Logo

Biologie. Une mécanique bien huilée façonne la truffe du chien

Des scientifiques genevois ont décrypté les mécanismes physiques qui sous-tendent l'apparition des sillons caractéristiques de la truffe du chien ou du nez d'autres mammifères. La croissance inégale des différentes couches de tissus au stade embryonnaire est en cause.

Ces travaux décrivent pour la première fois le processus de morphogenèse de la truffe du chien. Ils pourraient permettre d’expliquer la formation d’autres structures biologiques associées à des vaisseaux sanguins (archives).KEYSTONE/LAURENT GILLIERON

ATS

ATS

22 octobre 2024 à 17:00, mis à jour à 17:17

Temps de lecture : 2 min

La peau glabre du rhinarium (truffe) de nombreuses espèces de mammifères possède un réseau de polygones formés par des rainures. Celles-ci, en retenant les fluides physiologiques, permettent de garder le nez humide et, entre autres, de faciliter la collecte de molécules odorantes et de phéromones.

Le groupe de Michel Milinkovitch, professeur au Département de génétique et évolution de l’Université de Genève (UNIGE), a analysé en détail comment se forment ces motifs chez l’embryon en utilisant des techniques d’imagerie et de simulations informatiques.

Visualisation en 3D

L’équipe a analysé des rhinaria d’embryons de chiens, de vaches et de furets. Ces échantillons ont été observés par microscopie dite de fluorescence à feuille de lumière, une technique permettant de visualiser les structures biologiques en trois dimensions.

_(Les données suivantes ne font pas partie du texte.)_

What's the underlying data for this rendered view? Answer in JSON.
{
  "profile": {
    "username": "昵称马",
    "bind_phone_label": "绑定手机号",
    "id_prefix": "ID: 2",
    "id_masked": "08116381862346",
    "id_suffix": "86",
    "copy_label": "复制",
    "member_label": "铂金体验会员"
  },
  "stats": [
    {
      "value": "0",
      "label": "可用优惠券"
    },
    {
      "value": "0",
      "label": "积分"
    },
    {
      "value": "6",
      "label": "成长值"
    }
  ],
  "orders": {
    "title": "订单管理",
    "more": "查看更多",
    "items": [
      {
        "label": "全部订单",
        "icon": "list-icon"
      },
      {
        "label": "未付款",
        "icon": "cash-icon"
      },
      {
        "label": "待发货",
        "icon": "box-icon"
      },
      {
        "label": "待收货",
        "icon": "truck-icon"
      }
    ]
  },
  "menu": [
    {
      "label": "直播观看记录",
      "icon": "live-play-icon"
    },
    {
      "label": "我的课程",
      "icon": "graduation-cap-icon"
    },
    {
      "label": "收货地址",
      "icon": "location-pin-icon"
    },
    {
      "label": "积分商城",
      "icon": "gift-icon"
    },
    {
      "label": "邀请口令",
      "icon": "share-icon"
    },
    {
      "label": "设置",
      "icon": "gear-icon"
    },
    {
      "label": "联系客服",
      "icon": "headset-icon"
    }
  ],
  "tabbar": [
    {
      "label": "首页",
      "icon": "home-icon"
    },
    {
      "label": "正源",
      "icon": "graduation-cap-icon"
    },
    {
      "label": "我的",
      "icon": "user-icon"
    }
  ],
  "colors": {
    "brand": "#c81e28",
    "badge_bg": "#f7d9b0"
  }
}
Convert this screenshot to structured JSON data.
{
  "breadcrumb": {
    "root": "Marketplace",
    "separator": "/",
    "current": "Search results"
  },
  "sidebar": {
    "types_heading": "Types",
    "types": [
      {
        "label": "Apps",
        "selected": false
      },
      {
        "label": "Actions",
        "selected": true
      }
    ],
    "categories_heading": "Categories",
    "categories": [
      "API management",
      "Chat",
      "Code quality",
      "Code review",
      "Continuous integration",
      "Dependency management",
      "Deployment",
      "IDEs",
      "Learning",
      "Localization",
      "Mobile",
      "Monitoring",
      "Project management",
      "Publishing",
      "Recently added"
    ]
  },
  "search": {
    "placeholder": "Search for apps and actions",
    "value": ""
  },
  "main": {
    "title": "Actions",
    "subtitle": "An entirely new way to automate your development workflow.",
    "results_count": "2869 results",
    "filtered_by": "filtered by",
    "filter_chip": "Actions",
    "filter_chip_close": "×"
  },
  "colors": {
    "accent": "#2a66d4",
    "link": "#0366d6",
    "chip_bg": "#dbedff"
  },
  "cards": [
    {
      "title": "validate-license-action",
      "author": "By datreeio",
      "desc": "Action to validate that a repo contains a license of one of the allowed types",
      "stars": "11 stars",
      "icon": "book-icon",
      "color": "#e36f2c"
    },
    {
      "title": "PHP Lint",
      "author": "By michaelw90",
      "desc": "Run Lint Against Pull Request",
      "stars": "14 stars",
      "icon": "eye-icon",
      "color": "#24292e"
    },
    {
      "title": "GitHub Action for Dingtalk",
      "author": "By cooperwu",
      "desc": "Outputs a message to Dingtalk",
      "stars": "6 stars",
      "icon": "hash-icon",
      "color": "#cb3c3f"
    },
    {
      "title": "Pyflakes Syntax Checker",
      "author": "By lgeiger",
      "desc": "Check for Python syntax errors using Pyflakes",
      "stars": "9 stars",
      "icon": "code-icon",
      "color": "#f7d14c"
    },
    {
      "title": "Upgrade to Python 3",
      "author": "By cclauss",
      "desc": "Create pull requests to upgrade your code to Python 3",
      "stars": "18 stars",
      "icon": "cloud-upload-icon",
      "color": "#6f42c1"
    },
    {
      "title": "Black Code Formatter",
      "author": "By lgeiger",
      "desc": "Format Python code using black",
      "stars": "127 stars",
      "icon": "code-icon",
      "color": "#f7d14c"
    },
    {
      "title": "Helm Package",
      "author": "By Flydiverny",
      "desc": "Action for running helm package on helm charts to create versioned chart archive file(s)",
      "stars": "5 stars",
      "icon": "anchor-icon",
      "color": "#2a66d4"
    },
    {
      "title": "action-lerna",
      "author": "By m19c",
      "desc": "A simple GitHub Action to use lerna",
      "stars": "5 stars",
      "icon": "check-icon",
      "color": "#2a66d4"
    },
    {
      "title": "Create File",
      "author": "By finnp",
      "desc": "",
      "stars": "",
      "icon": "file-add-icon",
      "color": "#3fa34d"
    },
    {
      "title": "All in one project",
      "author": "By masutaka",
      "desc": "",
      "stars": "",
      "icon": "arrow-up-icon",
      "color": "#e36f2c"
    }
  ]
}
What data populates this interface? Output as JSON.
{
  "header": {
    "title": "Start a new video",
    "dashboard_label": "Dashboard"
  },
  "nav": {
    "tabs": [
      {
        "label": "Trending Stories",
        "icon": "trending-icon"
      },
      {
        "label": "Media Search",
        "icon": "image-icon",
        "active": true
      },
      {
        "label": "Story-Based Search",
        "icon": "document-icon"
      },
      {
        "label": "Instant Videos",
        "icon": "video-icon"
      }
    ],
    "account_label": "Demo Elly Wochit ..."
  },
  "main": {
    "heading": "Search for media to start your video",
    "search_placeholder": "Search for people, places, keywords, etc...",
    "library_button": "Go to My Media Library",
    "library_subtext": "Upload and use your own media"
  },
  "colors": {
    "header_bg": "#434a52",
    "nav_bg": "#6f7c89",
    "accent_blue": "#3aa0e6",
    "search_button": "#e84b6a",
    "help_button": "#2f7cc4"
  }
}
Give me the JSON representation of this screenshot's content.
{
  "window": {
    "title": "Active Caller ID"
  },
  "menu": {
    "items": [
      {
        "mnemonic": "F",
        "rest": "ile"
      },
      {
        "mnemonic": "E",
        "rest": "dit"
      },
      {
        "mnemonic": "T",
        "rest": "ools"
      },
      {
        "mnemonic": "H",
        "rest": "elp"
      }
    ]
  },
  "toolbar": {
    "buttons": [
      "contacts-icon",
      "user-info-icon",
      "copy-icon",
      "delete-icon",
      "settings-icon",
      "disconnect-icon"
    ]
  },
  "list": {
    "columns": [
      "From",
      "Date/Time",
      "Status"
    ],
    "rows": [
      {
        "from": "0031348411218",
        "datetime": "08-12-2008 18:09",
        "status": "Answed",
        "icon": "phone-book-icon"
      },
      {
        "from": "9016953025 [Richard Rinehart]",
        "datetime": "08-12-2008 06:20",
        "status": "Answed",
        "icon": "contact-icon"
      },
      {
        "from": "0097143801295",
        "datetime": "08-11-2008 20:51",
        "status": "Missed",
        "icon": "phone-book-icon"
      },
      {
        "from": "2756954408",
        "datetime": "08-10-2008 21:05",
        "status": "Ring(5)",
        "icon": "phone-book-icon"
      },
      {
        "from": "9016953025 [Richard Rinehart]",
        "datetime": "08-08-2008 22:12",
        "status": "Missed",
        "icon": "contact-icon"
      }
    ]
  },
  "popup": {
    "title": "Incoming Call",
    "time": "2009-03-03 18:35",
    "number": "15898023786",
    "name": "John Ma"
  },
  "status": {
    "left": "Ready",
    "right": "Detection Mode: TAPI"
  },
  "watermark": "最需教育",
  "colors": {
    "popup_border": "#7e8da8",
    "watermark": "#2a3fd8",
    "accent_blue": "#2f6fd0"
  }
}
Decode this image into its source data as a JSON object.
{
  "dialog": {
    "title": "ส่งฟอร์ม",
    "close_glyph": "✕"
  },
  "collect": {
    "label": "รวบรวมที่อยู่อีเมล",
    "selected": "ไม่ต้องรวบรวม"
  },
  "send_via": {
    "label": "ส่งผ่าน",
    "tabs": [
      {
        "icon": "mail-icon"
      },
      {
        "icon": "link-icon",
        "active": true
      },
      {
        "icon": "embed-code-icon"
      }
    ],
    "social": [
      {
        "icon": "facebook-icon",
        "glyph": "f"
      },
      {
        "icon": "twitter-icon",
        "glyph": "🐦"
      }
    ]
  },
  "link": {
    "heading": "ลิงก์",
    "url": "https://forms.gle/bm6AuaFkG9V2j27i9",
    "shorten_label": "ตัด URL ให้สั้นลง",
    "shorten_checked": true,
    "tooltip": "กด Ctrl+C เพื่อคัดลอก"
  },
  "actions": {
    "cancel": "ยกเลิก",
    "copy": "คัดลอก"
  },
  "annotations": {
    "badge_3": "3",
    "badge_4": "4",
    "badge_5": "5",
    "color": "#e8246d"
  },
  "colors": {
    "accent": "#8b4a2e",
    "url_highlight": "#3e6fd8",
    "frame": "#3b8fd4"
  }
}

Les scientifiques ont constaté chez les trois espèces de mammifères que les réseaux polygonaux de plis de l’épiderme apparaissent au cours de l’embryogenèse et qu’ils se superposent systématiquement à un réseau sous-jacent de vaisseaux sanguins rigides, localisés au niveau du derme, la couche profonde de la peau. Ils ont observé que la prolifération des cellules de l’épiderme était plus rapide que celle des cellules du derme.

Un modèle mathématique a permis aux scientifiques d’effectuer des simulations informatiques de croissance des tissus. Celles-ci prennent en compte la différence de vitesse de croissance entre le derme et l’épiderme, leurs rigidités respectives et, surtout, la présence de vaisseaux sanguins dans le derme.

Points d'appui

"Nos simulations numériques montrent que le stress mécanique généré par la croissance excessive de l’épiderme se concentre aux positions des vaisseaux qui forment des points d’appui rigides. Les couches épidermiques sont alors repoussées vers l’extérieur en formant des dômes - un peu comme des voûtes s’élevant contre des piliers rigides", explique Paule Dagenais, post-doctorante et première auteure de l’étude, citée mardi dans un communiqué de l'UNIGE.

"C’est la première fois que ce mécanisme, que nous appelons ‘information positionnelle mécanique’, est décrit pour expliquer la formation de structures au cours du développement embryonnaire", conclut Michel Milinkovitch. Des scientifiques français et espagnols ont également contribué à des travaux publiés dans la revue Current Biology.